John Walsh
John Walsh

This could be the year regulation in the securitization sector makes the leap from being all talk to finally taking action, John Walsh, acting Comptroller of the Currency, said in the featured address at the ASF2012 conference in Las Vegas Tuesday.

“I’m hopeful that 2012 is going to be the year when we wrap a lot of things up,” said Walsh, whose agency supervises 2,000 national banks and federal savings associations, 50 federal branches and agencies of foreign banks in the U.S. “I’m hopeful the … enforcement actions against the large servicers basically get worked through and begin to put that behind us. That’s certainly a big rock in the road for the system and I’m hopeful we’ll really break the back of these major rule-writing projects.”
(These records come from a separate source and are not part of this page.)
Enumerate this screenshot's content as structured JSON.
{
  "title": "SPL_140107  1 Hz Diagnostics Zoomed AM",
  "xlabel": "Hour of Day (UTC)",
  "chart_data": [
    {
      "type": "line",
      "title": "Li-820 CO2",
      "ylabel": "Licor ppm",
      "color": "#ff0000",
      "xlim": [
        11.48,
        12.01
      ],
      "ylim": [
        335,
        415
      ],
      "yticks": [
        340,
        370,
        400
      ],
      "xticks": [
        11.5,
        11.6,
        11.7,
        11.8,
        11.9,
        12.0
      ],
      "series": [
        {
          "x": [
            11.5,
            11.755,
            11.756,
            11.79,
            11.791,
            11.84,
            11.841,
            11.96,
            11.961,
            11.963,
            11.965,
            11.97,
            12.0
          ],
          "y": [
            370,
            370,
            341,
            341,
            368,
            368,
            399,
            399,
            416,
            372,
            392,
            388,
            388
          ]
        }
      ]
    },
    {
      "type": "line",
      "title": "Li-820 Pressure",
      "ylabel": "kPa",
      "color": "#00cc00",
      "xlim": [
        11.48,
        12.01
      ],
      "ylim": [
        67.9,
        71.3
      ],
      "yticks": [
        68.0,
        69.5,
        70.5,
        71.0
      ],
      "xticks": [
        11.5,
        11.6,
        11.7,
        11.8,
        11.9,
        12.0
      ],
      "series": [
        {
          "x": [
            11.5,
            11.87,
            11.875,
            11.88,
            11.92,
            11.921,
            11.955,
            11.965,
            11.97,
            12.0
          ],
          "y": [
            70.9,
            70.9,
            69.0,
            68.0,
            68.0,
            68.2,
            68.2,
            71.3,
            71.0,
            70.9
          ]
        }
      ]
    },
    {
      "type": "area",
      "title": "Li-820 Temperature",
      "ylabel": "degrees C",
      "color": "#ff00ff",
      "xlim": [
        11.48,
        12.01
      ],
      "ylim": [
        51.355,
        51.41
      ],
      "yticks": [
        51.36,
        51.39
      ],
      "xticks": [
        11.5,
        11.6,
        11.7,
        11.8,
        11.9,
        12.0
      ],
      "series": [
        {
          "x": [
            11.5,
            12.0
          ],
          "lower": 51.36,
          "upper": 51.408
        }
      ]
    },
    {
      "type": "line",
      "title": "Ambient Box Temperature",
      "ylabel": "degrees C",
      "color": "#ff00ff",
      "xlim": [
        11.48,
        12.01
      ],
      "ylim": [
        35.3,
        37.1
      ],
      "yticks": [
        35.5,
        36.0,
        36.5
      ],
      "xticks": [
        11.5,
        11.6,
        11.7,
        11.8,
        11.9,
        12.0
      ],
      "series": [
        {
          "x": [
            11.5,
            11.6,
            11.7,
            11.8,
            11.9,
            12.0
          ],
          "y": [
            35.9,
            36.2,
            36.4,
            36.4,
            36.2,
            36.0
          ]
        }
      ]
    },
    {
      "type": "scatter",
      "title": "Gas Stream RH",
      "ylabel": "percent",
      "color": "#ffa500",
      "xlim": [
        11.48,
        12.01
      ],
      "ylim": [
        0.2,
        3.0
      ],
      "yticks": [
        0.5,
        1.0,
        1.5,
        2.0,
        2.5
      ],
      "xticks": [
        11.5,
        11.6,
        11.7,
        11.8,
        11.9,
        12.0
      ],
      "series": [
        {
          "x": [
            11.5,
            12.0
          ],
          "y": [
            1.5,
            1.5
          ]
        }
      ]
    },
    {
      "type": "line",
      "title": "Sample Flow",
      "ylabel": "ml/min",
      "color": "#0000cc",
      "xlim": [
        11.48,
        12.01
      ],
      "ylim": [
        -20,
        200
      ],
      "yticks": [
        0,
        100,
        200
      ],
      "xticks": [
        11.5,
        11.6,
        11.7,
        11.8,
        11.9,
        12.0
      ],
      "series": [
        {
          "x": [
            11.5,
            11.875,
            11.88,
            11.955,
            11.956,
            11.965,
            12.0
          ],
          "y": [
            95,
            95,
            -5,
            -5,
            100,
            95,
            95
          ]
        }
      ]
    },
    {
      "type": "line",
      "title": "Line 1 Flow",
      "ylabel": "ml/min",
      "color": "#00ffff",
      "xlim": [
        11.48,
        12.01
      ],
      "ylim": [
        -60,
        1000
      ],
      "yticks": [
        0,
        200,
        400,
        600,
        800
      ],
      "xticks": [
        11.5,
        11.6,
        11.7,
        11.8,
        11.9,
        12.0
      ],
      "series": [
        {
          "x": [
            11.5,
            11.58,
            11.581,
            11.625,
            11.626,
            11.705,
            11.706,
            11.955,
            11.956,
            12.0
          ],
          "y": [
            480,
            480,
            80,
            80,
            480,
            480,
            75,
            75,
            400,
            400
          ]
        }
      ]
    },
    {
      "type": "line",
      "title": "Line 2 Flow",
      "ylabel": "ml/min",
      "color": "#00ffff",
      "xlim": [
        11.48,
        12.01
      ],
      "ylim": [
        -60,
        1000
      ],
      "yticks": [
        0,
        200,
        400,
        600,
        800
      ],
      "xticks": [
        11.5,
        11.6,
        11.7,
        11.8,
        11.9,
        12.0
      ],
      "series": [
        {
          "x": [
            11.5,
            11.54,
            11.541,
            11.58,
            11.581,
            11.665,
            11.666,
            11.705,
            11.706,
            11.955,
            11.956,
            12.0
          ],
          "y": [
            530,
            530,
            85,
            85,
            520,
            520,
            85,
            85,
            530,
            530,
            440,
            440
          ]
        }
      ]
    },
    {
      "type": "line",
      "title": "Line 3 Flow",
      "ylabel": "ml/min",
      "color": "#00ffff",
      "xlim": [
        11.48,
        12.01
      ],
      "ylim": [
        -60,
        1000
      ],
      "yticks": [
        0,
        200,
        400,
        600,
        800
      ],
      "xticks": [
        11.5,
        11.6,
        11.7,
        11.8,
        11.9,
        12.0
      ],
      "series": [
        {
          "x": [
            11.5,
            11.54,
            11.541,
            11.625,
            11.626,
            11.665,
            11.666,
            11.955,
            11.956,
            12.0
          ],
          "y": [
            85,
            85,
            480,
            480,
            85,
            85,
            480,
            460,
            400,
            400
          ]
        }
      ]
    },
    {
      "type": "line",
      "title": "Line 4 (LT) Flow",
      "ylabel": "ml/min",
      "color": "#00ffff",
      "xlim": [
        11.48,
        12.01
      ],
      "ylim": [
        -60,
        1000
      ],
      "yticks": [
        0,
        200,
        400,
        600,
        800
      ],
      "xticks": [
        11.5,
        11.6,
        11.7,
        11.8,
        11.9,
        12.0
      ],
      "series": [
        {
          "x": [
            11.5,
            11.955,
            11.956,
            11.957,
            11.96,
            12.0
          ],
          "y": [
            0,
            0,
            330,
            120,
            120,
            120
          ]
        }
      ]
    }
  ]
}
Walsh pointed to final rules for Dodd-Frank Act regulations and the Basel Committee on Banking Supervision’s capital liquidity rules. “Hopefully, by the end of the year there will be a clearer picture of what the geography of the system is going to look like and what the contours of the regulations are going to look like,” he said.

Still, Walsh stood by the various government entities working to bring resolution to the now years-long process of interpreting Dodd-Frank, saying it’s better to take the time to get everything right the first time. “The old adage, ‘If you want it bad, you’ll get it bad,’ will certainly apply to some of these rules,” Walsh said.

One market player said he was disappointed to hear the Office of the Comptroller of the Currency would continue on its path with certain rules, such as QRM. “He didn’t offer anything optimistic about the likelihood of throwing everything out and starting from scratch,” the market player told SI. “If he had, I think he would have gotten a standing ovation from a lot of people here—not that it’s within his power to do that.” He added that he appreciated the comptroller’s insistence that he hoped to put much of the uncertainty of the last few years behind us as soon as possible.